Toutes les familles ne sont pas les mêmes ...

Re: De la pédophilie dans l’Eglise Catholique

Message par nad » ven. 17 mai 2019, 22:39

bonsoir Kerniou

Comment expliquez-vous que la famille ne dise rien ? ne voit rien ? ne comprenne rien de ce que vit ou a vécu l'enfant ?

C'est une question, j'ai besoin de comprendre comment des parents n'ont pas vu compris que quelque chose n'allait pas chez leur enfant ?
Un enfant qui vit une souffrance normalement une maman, un papa le voit,le comprend tout de suite, s'inquiète, questionne, cherche...

Ma fille a vécu un harcélement avec menace d'agression, dans les premières secondes j'ai compris à ses yeux que quelque chose de grave venait de se produire et je n'ai pas laché le morceau tant que je n'ai pas eu le fin mot de l'histoire et tant que les coupables n'ont pas ensuite avoué, été sanctionné et aient demandé pardon ...
Cela autant pour ma fille que pour les acteurs pour les empêcher d'aller plus, d'abimer ma fille et même d'autres personnes et de s'abimer eux même encore davantage....

Je ne comprends pas le mécanisme qui fait que des parents ne voient rien ? je suis certaine que nous pouvons tous passer à côté d'une souffrance mais pourquoi et comment éviter cela ?


nad

Re: De la pédophilie dans l’Eglise Catholique

Message par Kerniou » ven. 17 mai 2019, 18:53

Dans la pédophilie, il y a des acteurs et des VICTIMES, des enfants mineurs que notre société doit protéger à travers la loi juridique. Ce qui doit être fait, c'est le signalement d'enfants mineurs en danger ! Le signalement va, hélas, de pair avec la dénonciation du coupable. Nous devons être soucieux de la protection des mineurs. C'est le devoir de tout adulte par rapport à un enfant. Je ne trouve pas normal de laisser des enfants en danger ... pour protéger le coupable. Fût-il un prêtre …
C'est de la non assistance à personne en danger: un enfant ... La non assistance à personne en danger est un délit et un manque de charité. Le secret de la confession même s'il doit être conservé met l'Église en porte à faux par rapport à la loi et la protection des victimes reconnues et celles à venir...
Les pédophiles sont des récidivistes avérés ... Quand on pense que certains ont abusé une cinquantaine d'enfants ...
Ne pas dénoncer, certes ! ... Mais que faire quand cette non dénonciation met en péril des enfants ?
A qui l'acte de charité doit-il être prioritairement destiné ?

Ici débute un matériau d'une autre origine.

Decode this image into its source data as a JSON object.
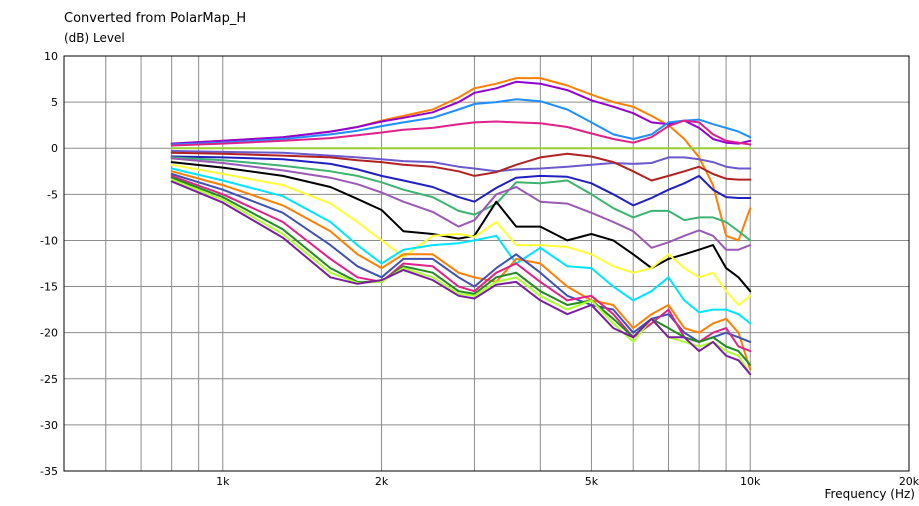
{
  "chart_data": {
    "type": "line",
    "title": "Converted from PolarMap_H",
    "ylabel": "(dB)  Level",
    "xlabel": "Frequency  (Hz)",
    "xscale": "log",
    "xlim": [
      500,
      20000
    ],
    "ylim": [
      -35,
      10
    ],
    "grid": true,
    "xtick_labels": [
      {
        "value": 1000,
        "label": "1k"
      },
      {
        "value": 2000,
        "label": "2k"
      },
      {
        "value": 5000,
        "label": "5k"
      },
      {
        "value": 10000,
        "label": "10k"
      },
      {
        "value": 20000,
        "label": "20k"
      }
    ],
    "ytick_labels": [
      {
        "value": 10,
        "label": "10"
      },
      {
        "value": 5,
        "label": "5"
      },
      {
        "value": 0,
        "label": "0"
      },
      {
        "value": -5,
        "label": "-5"
      },
      {
        "value": -10,
        "label": "-10"
      },
      {
        "value": -15,
        "label": "-15"
      },
      {
        "value": -20,
        "label": "-20"
      },
      {
        "value": -25,
        "label": "-25"
      },
      {
        "value": -30,
        "label": "-30"
      },
      {
        "value": -35,
        "label": "-35"
      }
    ],
    "x": [
      800,
      1000,
      1300,
      1600,
      1800,
      2000,
      2200,
      2500,
      2800,
      3000,
      3300,
      3600,
      4000,
      4500,
      5000,
      5500,
      6000,
      6500,
      7000,
      7500,
      8000,
      8500,
      9000,
      9500,
      10000
    ],
    "series": [
      {
        "color": "#ff7f00",
        "values": [
          0.5,
          0.8,
          1.2,
          1.8,
          2.3,
          3.0,
          3.5,
          4.2,
          5.5,
          6.5,
          7.0,
          7.6,
          7.6,
          6.8,
          5.8,
          5.0,
          4.5,
          3.5,
          2.5,
          1.0,
          -1.0,
          -4.0,
          -9.5,
          -10.0,
          -6.5
        ]
      },
      {
        "color": "#9400d3",
        "values": [
          0.5,
          0.8,
          1.2,
          1.8,
          2.3,
          2.9,
          3.3,
          3.9,
          5.0,
          6.0,
          6.5,
          7.2,
          7.0,
          6.3,
          5.2,
          4.5,
          3.8,
          2.8,
          2.6,
          3.0,
          2.2,
          1.0,
          0.6,
          0.5,
          0.8
        ]
      },
      {
        "color": "#1e90ff",
        "values": [
          0.4,
          0.6,
          1.0,
          1.5,
          1.9,
          2.4,
          2.8,
          3.3,
          4.2,
          4.8,
          5.0,
          5.3,
          5.1,
          4.2,
          2.8,
          1.5,
          1.0,
          1.5,
          2.8,
          3.0,
          3.1,
          2.6,
          2.2,
          1.8,
          1.2
        ]
      },
      {
        "color": "#e0218a",
        "values": [
          0.3,
          0.5,
          0.8,
          1.1,
          1.4,
          1.7,
          2.0,
          2.2,
          2.6,
          2.8,
          2.9,
          2.8,
          2.7,
          2.3,
          1.6,
          1.0,
          0.6,
          1.2,
          2.4,
          3.0,
          2.8,
          1.5,
          0.8,
          0.6,
          0.4
        ]
      },
      {
        "color": "#9acd32",
        "values": [
          0,
          0,
          0,
          0,
          0,
          0,
          0,
          0,
          0,
          0,
          0,
          0,
          0,
          0,
          0,
          0,
          0,
          0,
          0,
          0,
          0,
          0,
          0,
          0,
          0
        ]
      },
      {
        "color": "#6a5acd",
        "values": [
          -0.3,
          -0.4,
          -0.5,
          -0.8,
          -1.0,
          -1.2,
          -1.4,
          -1.5,
          -2.0,
          -2.2,
          -2.5,
          -2.3,
          -2.2,
          -2.0,
          -1.8,
          -1.6,
          -1.7,
          -1.6,
          -1.0,
          -1.0,
          -1.2,
          -1.5,
          -2.0,
          -2.2,
          -2.2
        ]
      },
      {
        "color": "#b22222",
        "values": [
          -0.5,
          -0.6,
          -0.8,
          -1.0,
          -1.3,
          -1.5,
          -1.8,
          -2.0,
          -2.5,
          -3.0,
          -2.6,
          -1.8,
          -1.0,
          -0.6,
          -0.9,
          -1.5,
          -2.5,
          -3.5,
          -3.0,
          -2.5,
          -2.0,
          -2.8,
          -3.3,
          -3.4,
          -3.4
        ]
      },
      {
        "color": "#2020c0",
        "values": [
          -0.9,
          -1.0,
          -1.2,
          -1.7,
          -2.3,
          -3.0,
          -3.5,
          -4.2,
          -5.3,
          -5.8,
          -4.3,
          -3.2,
          -3.0,
          -3.1,
          -3.8,
          -5.0,
          -6.2,
          -5.4,
          -4.5,
          -3.8,
          -3.0,
          -4.5,
          -5.3,
          -5.4,
          -5.4
        ]
      },
      {
        "color": "#3cb371",
        "values": [
          -1.0,
          -1.3,
          -1.9,
          -2.5,
          -3.0,
          -3.7,
          -4.5,
          -5.3,
          -6.8,
          -7.2,
          -6.0,
          -3.7,
          -3.8,
          -3.5,
          -5.0,
          -6.5,
          -7.5,
          -6.8,
          -6.8,
          -7.8,
          -7.5,
          -7.5,
          -8.0,
          -9.0,
          -10.0
        ]
      },
      {
        "color": "#9b59b6",
        "values": [
          -1.1,
          -1.6,
          -2.4,
          -3.2,
          -3.9,
          -4.8,
          -5.8,
          -6.9,
          -8.5,
          -7.8,
          -5.0,
          -4.2,
          -5.8,
          -6.0,
          -7.0,
          -8.0,
          -9.0,
          -10.8,
          -10.2,
          -9.5,
          -8.9,
          -9.5,
          -11.0,
          -11.0,
          -10.5
        ]
      },
      {
        "color": "#000000",
        "values": [
          -1.5,
          -2.1,
          -3.0,
          -4.2,
          -5.5,
          -6.7,
          -9.0,
          -9.3,
          -9.8,
          -9.5,
          -5.8,
          -8.5,
          -8.5,
          -10.0,
          -9.3,
          -10.0,
          -11.5,
          -13.0,
          -12.0,
          -11.5,
          -11.0,
          -10.5,
          -13.0,
          -14.0,
          -15.5
        ]
      },
      {
        "color": "#ffff33",
        "values": [
          -1.8,
          -2.8,
          -4.0,
          -6.0,
          -8.0,
          -10.0,
          -11.8,
          -9.5,
          -9.3,
          -9.6,
          -8.0,
          -10.5,
          -10.5,
          -10.7,
          -11.5,
          -12.8,
          -13.5,
          -13.0,
          -11.5,
          -13.0,
          -14.0,
          -13.5,
          -15.5,
          -17.0,
          -16.0
        ]
      },
      {
        "color": "#00e5ff",
        "values": [
          -2.2,
          -3.5,
          -5.2,
          -8.0,
          -10.5,
          -12.5,
          -11.0,
          -10.5,
          -10.3,
          -10.0,
          -9.5,
          -12.5,
          -10.8,
          -12.8,
          -13.0,
          -15.0,
          -16.5,
          -15.5,
          -14.0,
          -16.5,
          -17.8,
          -17.5,
          -17.5,
          -18.0,
          -19.0
        ]
      },
      {
        "color": "#ff7f00",
        "values": [
          -2.5,
          -4.0,
          -6.2,
          -9.0,
          -11.5,
          -13.0,
          -11.5,
          -11.5,
          -13.5,
          -14.0,
          -14.5,
          -12.0,
          -12.5,
          -15.0,
          -16.5,
          -17.0,
          -19.5,
          -18.0,
          -17.0,
          -19.5,
          -20.0,
          -19.0,
          -18.5,
          -20.0,
          -24.0
        ]
      },
      {
        "color": "#3f51b5",
        "values": [
          -2.8,
          -4.5,
          -7.0,
          -10.5,
          -12.8,
          -14.0,
          -12.0,
          -12.0,
          -14.0,
          -15.0,
          -13.0,
          -11.5,
          -13.5,
          -16.0,
          -17.0,
          -17.5,
          -20.0,
          -18.5,
          -18.0,
          -20.0,
          -21.0,
          -20.5,
          -20.0,
          -20.5,
          -21.0
        ]
      },
      {
        "color": "#e0218a",
        "values": [
          -3.0,
          -5.0,
          -8.0,
          -12.0,
          -14.0,
          -14.5,
          -12.5,
          -12.8,
          -15.0,
          -15.5,
          -13.5,
          -12.5,
          -14.5,
          -16.5,
          -16.0,
          -18.0,
          -20.5,
          -19.0,
          -17.5,
          -20.5,
          -21.0,
          -20.0,
          -19.5,
          -21.5,
          -22.0
        ]
      },
      {
        "color": "#228b22",
        "values": [
          -3.2,
          -5.3,
          -8.8,
          -13.0,
          -14.5,
          -14.5,
          -12.8,
          -13.5,
          -15.5,
          -15.8,
          -14.0,
          -13.5,
          -15.5,
          -17.0,
          -16.5,
          -18.5,
          -20.5,
          -18.5,
          -19.5,
          -20.5,
          -21.0,
          -20.5,
          -21.5,
          -22.0,
          -23.5
        ]
      },
      {
        "color": "#adff2f",
        "values": [
          -3.4,
          -5.6,
          -9.3,
          -13.5,
          -14.6,
          -14.5,
          -13.0,
          -14.0,
          -15.8,
          -16.0,
          -14.5,
          -14.0,
          -16.0,
          -17.5,
          -16.5,
          -19.0,
          -21.0,
          -18.5,
          -20.5,
          -21.0,
          -21.5,
          -21.0,
          -22.0,
          -22.5,
          -24.5
        ]
      },
      {
        "color": "#7b1fa2",
        "values": [
          -3.6,
          -5.9,
          -9.7,
          -14.0,
          -14.7,
          -14.3,
          -13.2,
          -14.3,
          -16.0,
          -16.3,
          -14.8,
          -14.5,
          -16.5,
          -18.0,
          -17.0,
          -19.5,
          -20.5,
          -18.5,
          -20.5,
          -20.5,
          -22.0,
          -21.0,
          -22.5,
          -23.0,
          -24.5
        ]
      }
    ]
  }
}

Re: De la pédophilie dans l’Eglise Catholique

Message par Cinci » ven. 17 mai 2019, 11:22

Et , en passant, merci Zélie pour l'intérêt quant au vidéo. Oui, les chiffres sont assez effarants.

Re: De la pédophilie dans l’Eglise Catholique

Message par zelie » jeu. 16 mai 2019, 21:25

L'auteur de l'article précise : ce ne sont pas pour autant des actes bons. C'est peut-être la formulation qui est boiteuse au départ. Un péché reste un péché que l'on soit conscient de la chose ou pas. Le défaut de conscience ne fait qu'atténuer le degré de responsabilité du sujet.
Tout à fait d'accord, et je reste persuadée que ce Père Dominicain, en voulant ramener de la clarté, s'est pris les pieds dans le tapis. Il a été maladroit face à un journaliste, lui-même inepte en théologie ou très content du scoop... Je suis sûre que jamais ce religieux n'aurait voulu laisser la moindre chance de faire du mal à qui que ce soit. Mais le résultat est qu'on reste sur l'impression qu'il est dans le discours institutionnel plutôt que dans un principe de réalité.
S'il se trouve dans l'Eglise des prêtres eux aussi perdus et en tension face à deux loyautés contradictoires, celle envers la loi morale et celle institutionnelle corporatiste, c'est qu'ils ont besoin de formation, d'aide, de réflexion... Et que celle citée dans cet article, donnée par un soi-disant connaisseur du sujet, entretient la confusion.
C'est pour cela qu'on finit par se dire que l'Eglise a un grand travail devant elle, et sur ce point, c'est à mon sens indiscutable, un Pape de caractère qui aime avoir les coudées franches comme François est l'homme de la situation. Chacun de nos Papes ont été bien intentionnés, talentueux sur un point et cependant maladroit sur d'autres points, on ne va pas refaire l'histoire. Mais pour taper du poing sur la table dans le discernement, l'énergie et les principes clairs et forts à envoyer, je trouve vraiment qu'on a la bonne personne.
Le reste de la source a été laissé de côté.